Cracco in Galleria è, dunque, l’esempio di quanto il genio creativo gastronomico italiano abbia ancora da offrire anche quando si trova in uno degli scorci più affascinanti, e più solenni, della nazione. E proprio all’interno della scuderia della ristorazione gastronomica italiana (e non solo) Cracco ne rappresenta una tale, sapiente manifestazione che sembra naturale, allora, aspettarsi ancora più spinta da un grande talento come il suo. Un plauso, va detto, a Luca Sacchi, instancabile braccio destro e anima condivisa di questa grande cucina italiana contemporanea.

La Galleria Fotografica:

Carlo Cracco nel salotto di Milano

Carlo Cracco è prima di tutto un temerario. Solo un pazzo, un visionario con una buona dose di coraggio, lascerebbe, nel momento di maggior splendore e remunerazione, una carriera televisiva che ormai l’ha proiettato nello star system dello stivale, e forse oltre, per investire pesantemente in un luogo tanto bello quanto difficile.

Ma il mondo è pieno di visionari e pazzi che hanno avuto ragione. E noi siamo i primi sostenitori di Carlo Cracco e del suo progetto. Perché predisporre un luogo così ricco di fascino, così importante, così autorevole significa scommettere sul proprio futuro tutto quanto. Un giro di roulette, in cui solo la grande e instancabile vena creativa di uno tra i migliori cuochi dello stivale può far gridare al moderato rischio, invece che alla pazzia più folle ed estrema.

Solo alcuni scatti, che non rendono giustizia alcuna al luogo, perché vederlo dal vivo è tutta un’altra storia:

Uno dei ristoranti, dicevamo, tra i più belli d’Italia, e forse d’Europa.
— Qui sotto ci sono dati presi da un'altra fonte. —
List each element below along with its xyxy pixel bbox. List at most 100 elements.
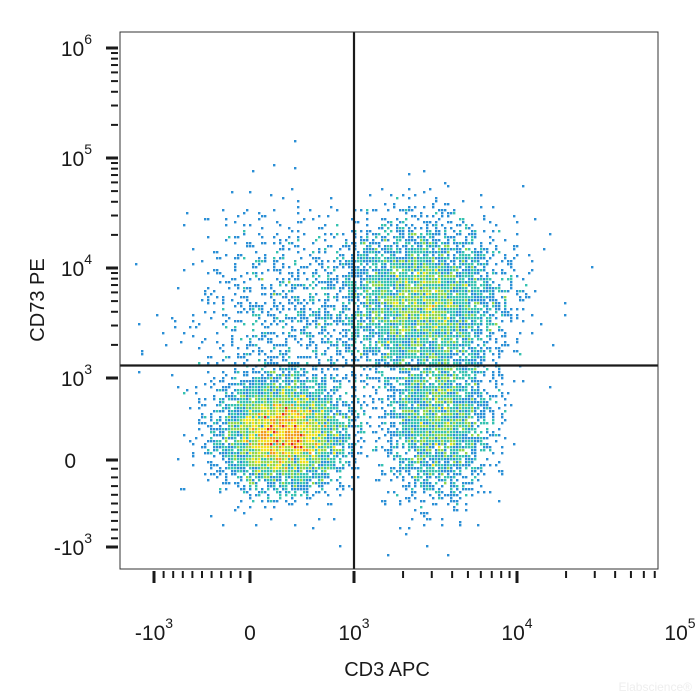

Un progetto complicato, con una stupenda sala eventi all’ultimo piano, il ristorante gastronomico al secondo piano, il bistrot e la caffetteria al piano terra. finemente ed elegantemente ristrutturato, tutto pensato nonché studiato nei minimi dettagli. Un investimento importante e impegnativo per dare lustro a Milano, con il progetto di alta ristorazione più importante, a nostra memoria, che sia mai stato concepito.

La cucina? La grande impronta di Cracco è evidente, l’avanguardia è ancora qui…
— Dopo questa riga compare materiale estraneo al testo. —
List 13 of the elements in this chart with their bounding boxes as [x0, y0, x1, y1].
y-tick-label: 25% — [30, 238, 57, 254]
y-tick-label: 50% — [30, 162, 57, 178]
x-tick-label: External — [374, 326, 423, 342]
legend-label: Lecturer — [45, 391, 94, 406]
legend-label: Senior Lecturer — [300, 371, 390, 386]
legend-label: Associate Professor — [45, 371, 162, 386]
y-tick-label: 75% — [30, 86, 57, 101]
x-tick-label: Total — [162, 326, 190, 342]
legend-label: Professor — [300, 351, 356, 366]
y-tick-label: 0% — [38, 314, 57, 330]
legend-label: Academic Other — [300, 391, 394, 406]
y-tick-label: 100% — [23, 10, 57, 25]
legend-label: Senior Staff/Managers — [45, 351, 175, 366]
Fiumi di parole sono già corsi. E c’era da aspettarselo. Anche Cracco se l’aspettava, l’ha messo in conto. Lo chef interpreta la sua personale versione di una pizza? Bum! Parte lo sparo alzo zero. La cotoletta al Bistrot, dopo due giorni dall’apertura, era meno che perfetta? Ri-bum!

Noi, che non siamo mai passati per buonisti, siamo certi che il rodaggio, appena iniziato, di una macchina così complessa e complicata non può che essere ancora all’inizio. Inciampi, qualche svista, piccole cadute sono possibili quando c’è da far girare un locale così ricco di offerta e pieno di potenzialità.
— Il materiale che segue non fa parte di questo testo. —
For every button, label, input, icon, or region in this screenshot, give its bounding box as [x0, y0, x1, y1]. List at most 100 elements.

Ecco perché ripartiamo dalla valutazione del Cracco di via Hugo, non perché non si meriti di più. Già oggi il nostro pranzo è stato ben al di sopra di questa valutazione. Ma preferiamo essere parchi, morigerati, preferiamo dare la possibilità a Carlo Cracco e al suo instancabile braccio destro Luca Sacchi, ormai in simbiosi totale con il suo maestro, di potersi fregiare di ulteriori traguardi in un prossimo futuro non troppo lontano. Saremo lì, presenti, costantemente. Anche perché il posto, e la cucina che esprime, sono degni di tante, tantissime visite.

Siamo convinti che Carlo Cracco e Luca Sacchi siano solo all’inizio di una trance agonistica positiva, che proietterà la loro cucina ben oltre le alte vette raggiunte già nel nostro pranzo con la crema cotta ai ricci di mare, moscato e rose cristallizate o il crudo di dentice, capesante, lime e caffè, con il lieve ma centrato tocco di burro di cacao grattugiato o la battuta di cervo, caviale, tartufo nero e lenticchie tostate e infine l’uovo, ingrediente feticcio di Cracco, sublimato in un irriverente sbeffeggio francofono al tartufo nero.

Completano il progetto una equipe di sala giovanissima, ancora in rodaggio, ma che, giustamente, ha dalla loro la freschezza e la voglia di emergere.

Non mancate una visita, vi divertirete e potrete vedere una maestosa macchina da guerra in costante e continua crescita, ne siamo certi.